FEATURES OF ADVANCED SIMULATION

- Self-checking testbenches: waveform inspection only for debugging.
- Transaction-level "golden reference design" built into testbench.
- Golden reference design, being not clock-cycle accurate, executes much faster and can be used for software verification at an early stage.
- Stimuli generation makes use of constrained random pattern generation to increase code coverage.
- Transactors evolve together with RT-level implementation.
- Assertions are extensively exploited.

ADVANCED TESTBENCH STRUCTURE

- Testbench
- (Constrained random) stimuli generator
- Golden reference at transaction level
- Output comparison
- High-to-low transactor
- Low-to-high transactor
- DUV at RT level

COMPUTATION AND COMMUNICATION

- The issue is the modeling of parallelism present in hardware. A system consists of:
  - entities computing output signals from input signals.
  - a structure interconnecting the entities.
- Interconnection may be direct or buffered.

KAHN PROCESS NETWORK (KPN)

- Network of entities (nodes) interconnected by FIFO buffers.
  - Reads are blocking, i.e. a computation waits until there is data available to read.
  - Writes are non-blocking, i.e. writes are always allowed implying that the FIFO buffers have unbounded depths.
- The behavior of the nodes can be given in a traditional sequential programming language.

- Gilles Kahn, FR, 1974
EXAMPLE OF A KPN ADDER NODE

```
read(a);
read(b);
c = a + b;
write(c);
```

The addition can only be executed when input data are available; otherwise, the operation waits.

DATA-FLOW BASICS

- A **data-flow graph** (DFG) consists of nodes (vertices) and edges.
- In its most general form, a DFG is equivalent to a KPN.
- Nodes perform computations.
- Edges indicate **precedence** relations and behave as FIFOs.
- Data flow is best understood in terms of **tokens**, carriers of data.
- A node will **fire** when a sufficient number of tokens is available on all its inputs.
- The result of firing is that tokens are **consumed** at the inputs and tokens are **produced** at the outputs.

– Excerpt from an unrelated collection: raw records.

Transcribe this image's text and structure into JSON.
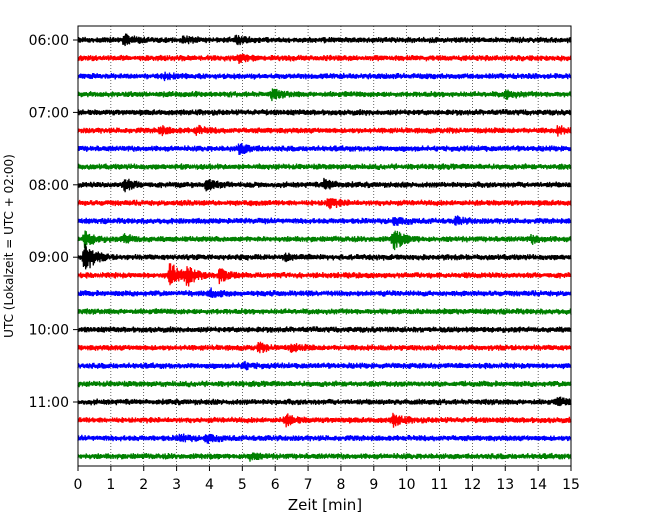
{
  "chart_data": {
    "type": "line",
    "title": "",
    "xlabel": "Zeit  [min]",
    "ylabel": "UTC (Lokalzeit = UTC + 02:00)",
    "xlim": [
      0,
      15
    ],
    "x_ticks": [
      0,
      1,
      2,
      3,
      4,
      5,
      6,
      7,
      8,
      9,
      10,
      11,
      12,
      13,
      14,
      15
    ],
    "x_tick_labels": [
      "0",
      "1",
      "2",
      "3",
      "4",
      "5",
      "6",
      "7",
      "8",
      "9",
      "10",
      "11",
      "12",
      "13",
      "14",
      "15"
    ],
    "y_tick_labels": [
      "06:00",
      "07:00",
      "08:00",
      "09:00",
      "10:00",
      "11:00"
    ],
    "trace_minutes_per_line": 15,
    "trace_colors": [
      "#000000",
      "#ff0000",
      "#0000ff",
      "#008000"
    ],
    "grid": "vertical dotted at each minute",
    "traces": [
      {
        "start": "06:00",
        "color": "#000000",
        "events": [
          {
            "t": 1.4,
            "amp": 0.8
          },
          {
            "t": 3.2,
            "amp": 0.5
          },
          {
            "t": 4.8,
            "amp": 0.5
          }
        ]
      },
      {
        "start": "06:15",
        "color": "#ff0000",
        "events": [
          {
            "t": 4.9,
            "amp": 0.5
          }
        ]
      },
      {
        "start": "06:30",
        "color": "#0000ff",
        "events": [
          {
            "t": 2.6,
            "amp": 0.4
          }
        ]
      },
      {
        "start": "06:45",
        "color": "#008000",
        "events": [
          {
            "t": 5.9,
            "amp": 0.7
          },
          {
            "t": 13.0,
            "amp": 0.6
          }
        ]
      },
      {
        "start": "07:00",
        "color": "#000000",
        "events": []
      },
      {
        "start": "07:15",
        "color": "#ff0000",
        "events": [
          {
            "t": 2.5,
            "amp": 0.6
          },
          {
            "t": 3.6,
            "amp": 0.6
          },
          {
            "t": 14.6,
            "amp": 0.5
          }
        ]
      },
      {
        "start": "07:30",
        "color": "#0000ff",
        "events": [
          {
            "t": 4.9,
            "amp": 0.9
          }
        ]
      },
      {
        "start": "07:45",
        "color": "#008000",
        "events": []
      },
      {
        "start": "08:00",
        "color": "#000000",
        "events": [
          {
            "t": 1.4,
            "amp": 1.0
          },
          {
            "t": 3.9,
            "amp": 0.9
          },
          {
            "t": 7.5,
            "amp": 0.8
          }
        ]
      },
      {
        "start": "08:15",
        "color": "#ff0000",
        "events": [
          {
            "t": 7.6,
            "amp": 0.9
          }
        ]
      },
      {
        "start": "08:30",
        "color": "#0000ff",
        "events": [
          {
            "t": 9.6,
            "amp": 0.6
          },
          {
            "t": 11.5,
            "amp": 0.5
          }
        ]
      },
      {
        "start": "08:45",
        "color": "#008000",
        "events": [
          {
            "t": 0.2,
            "amp": 1.2
          },
          {
            "t": 1.4,
            "amp": 0.7
          },
          {
            "t": 9.6,
            "amp": 1.8
          },
          {
            "t": 13.8,
            "amp": 0.5
          }
        ]
      },
      {
        "start": "09:00",
        "color": "#000000",
        "events": [
          {
            "t": 0.2,
            "amp": 2.6
          },
          {
            "t": 6.3,
            "amp": 0.5
          }
        ]
      },
      {
        "start": "09:15",
        "color": "#ff0000",
        "events": [
          {
            "t": 2.8,
            "amp": 2.0
          },
          {
            "t": 3.3,
            "amp": 1.6
          },
          {
            "t": 4.3,
            "amp": 1.0
          }
        ]
      },
      {
        "start": "09:30",
        "color": "#0000ff",
        "events": [
          {
            "t": 4.0,
            "amp": 0.6
          }
        ]
      },
      {
        "start": "09:45",
        "color": "#008000",
        "events": []
      },
      {
        "start": "10:00",
        "color": "#000000",
        "events": []
      },
      {
        "start": "10:15",
        "color": "#ff0000",
        "events": [
          {
            "t": 5.5,
            "amp": 0.6
          },
          {
            "t": 6.5,
            "amp": 0.5
          }
        ]
      },
      {
        "start": "10:30",
        "color": "#0000ff",
        "events": [
          {
            "t": 5.0,
            "amp": 0.5
          }
        ]
      },
      {
        "start": "10:45",
        "color": "#008000",
        "events": []
      },
      {
        "start": "11:00",
        "color": "#000000",
        "events": [
          {
            "t": 14.6,
            "amp": 0.6
          }
        ]
      },
      {
        "start": "11:15",
        "color": "#ff0000",
        "events": [
          {
            "t": 6.3,
            "amp": 0.9
          },
          {
            "t": 9.6,
            "amp": 0.9
          }
        ]
      },
      {
        "start": "11:30",
        "color": "#0000ff",
        "events": [
          {
            "t": 3.1,
            "amp": 0.5
          },
          {
            "t": 3.9,
            "amp": 0.6
          }
        ]
      },
      {
        "start": "11:45",
        "color": "#008000",
        "events": [
          {
            "t": 5.2,
            "amp": 0.5
          }
        ]
      }
    ]
  }
}
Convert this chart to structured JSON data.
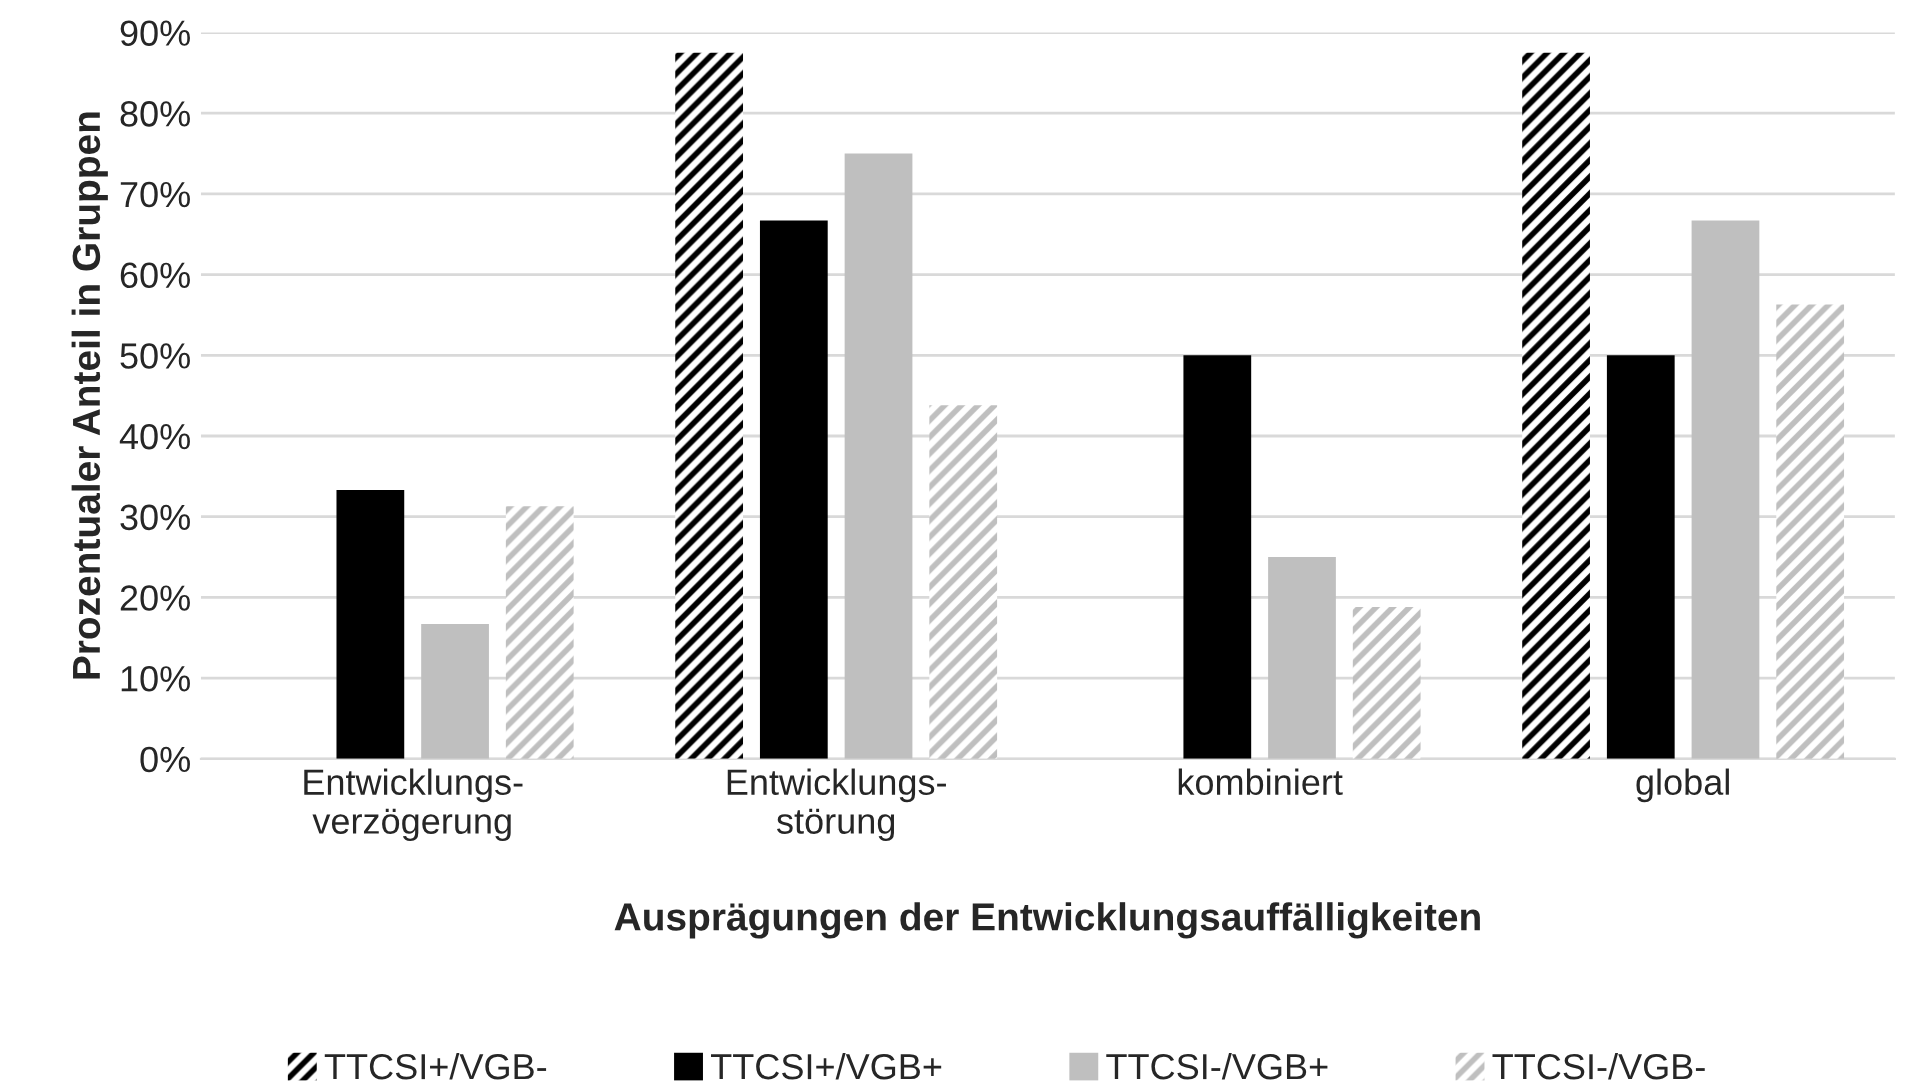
{
  "chart_data": {
    "type": "bar",
    "xlabel": "Ausprägungen der Entwicklungsauffälligkeiten",
    "ylabel": "Prozentualer Anteil in Gruppen",
    "categories": [
      "Entwicklungs-\nverzögerung",
      "Entwicklungs-\nstörung",
      "kombiniert",
      "global"
    ],
    "series": [
      {
        "name": "TTCSI+/VGB-",
        "color": "#000000",
        "values": [
          0,
          87.5,
          0,
          87.5
        ]
      },
      {
        "name": "TTCSI+/VGB+",
        "color": "#000000",
        "values": [
          33.3,
          66.7,
          50,
          50
        ]
      },
      {
        "name": "TTCSI-/VGB+",
        "color": "#bfbfbf",
        "values": [
          16.7,
          75,
          25,
          66.7
        ]
      },
      {
        "name": "TTCSI-/VGB-",
        "color": "#bfbfbf",
        "values": [
          31.3,
          43.8,
          18.8,
          56.3
        ]
      }
    ],
    "ylim": [
      0,
      90
    ],
    "yticks": [
      {
        "value": 0,
        "label": "0%"
      },
      {
        "value": 10,
        "label": "10%"
      },
      {
        "value": 20,
        "label": "20%"
      },
      {
        "value": 30,
        "label": "30%"
      },
      {
        "value": 40,
        "label": "40%"
      },
      {
        "value": 50,
        "label": "50%"
      },
      {
        "value": 60,
        "label": "60%"
      },
      {
        "value": 70,
        "label": "70%"
      },
      {
        "value": 80,
        "label": "80%"
      },
      {
        "value": 90,
        "label": "90%"
      }
    ],
    "grid": "y",
    "legend": "bottom"
  }
}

SYNCHRONOUS DATA FLOW (SDF)

- Characterized by fixed consumption and production numbers for each node invocation.
- Suitable for the specification of **multi-rate** DSP algorithms.

CONSISTENCY IN SDF

• It is relatively easy to check whether:
  – No deadlock occurs;
  – Number of tokens on an edge does not grow indefinitely;
  – There are sufficient initial tokens to keep loops going.

• A consistent graph:
  – Has a *repetitions vector* indicating how often a node needs to be invoked for one computation of the graph;
  – Can be scheduled statically, without the need to implement FIFO buffers for the edges.

SOFTWARE SYNTHESIS

• Example graph:

```
A   3   B   2   1   C   3   2   D
```

Rep. vector: (3) (1) (2) (3)

• Possible *single-processor* schedule: (3A)B(2C)(3D)

DATA-FLOW GRAPH EXAMPLE

```
x[n] \rightarrow T_0 \rightarrow b_2 \rightarrow b_1 \rightarrow b_0 \rightarrow a_2 \rightarrow a_1 \rightarrow y[n]
```

- $T_0$ = delay element
- = edge with one initial token

Second-order IIR filter

HIERARCHICAL DFGS

• Nodes in a DFG do not need to be *atomic* (indivisible computations) but could be expanded into DFGs themselves.

• In this way, one gets *hierarchical DFGs*.

• Nodes that do not have subgraphs are called *primitive*.
GRAPHICAL VS. TEXTUAL FORMATS

• It is obvious that DFGs are very suitable as an *internal representation* format of a synthesis tool.
• DFGs are, however, not always the most suitable format for a designer to specify a computation; one does not want to draw separate addition nodes for each addition and interconnect these nodes.
• The solution is to start with a textual representation and convert it to a DFG by means of *data-flow extraction*.
• Graphical-entry tools are mainly useful for specifying complex computations with hierarchy; primitive nodes (that do not have subnodes) are normally specified in a textual format.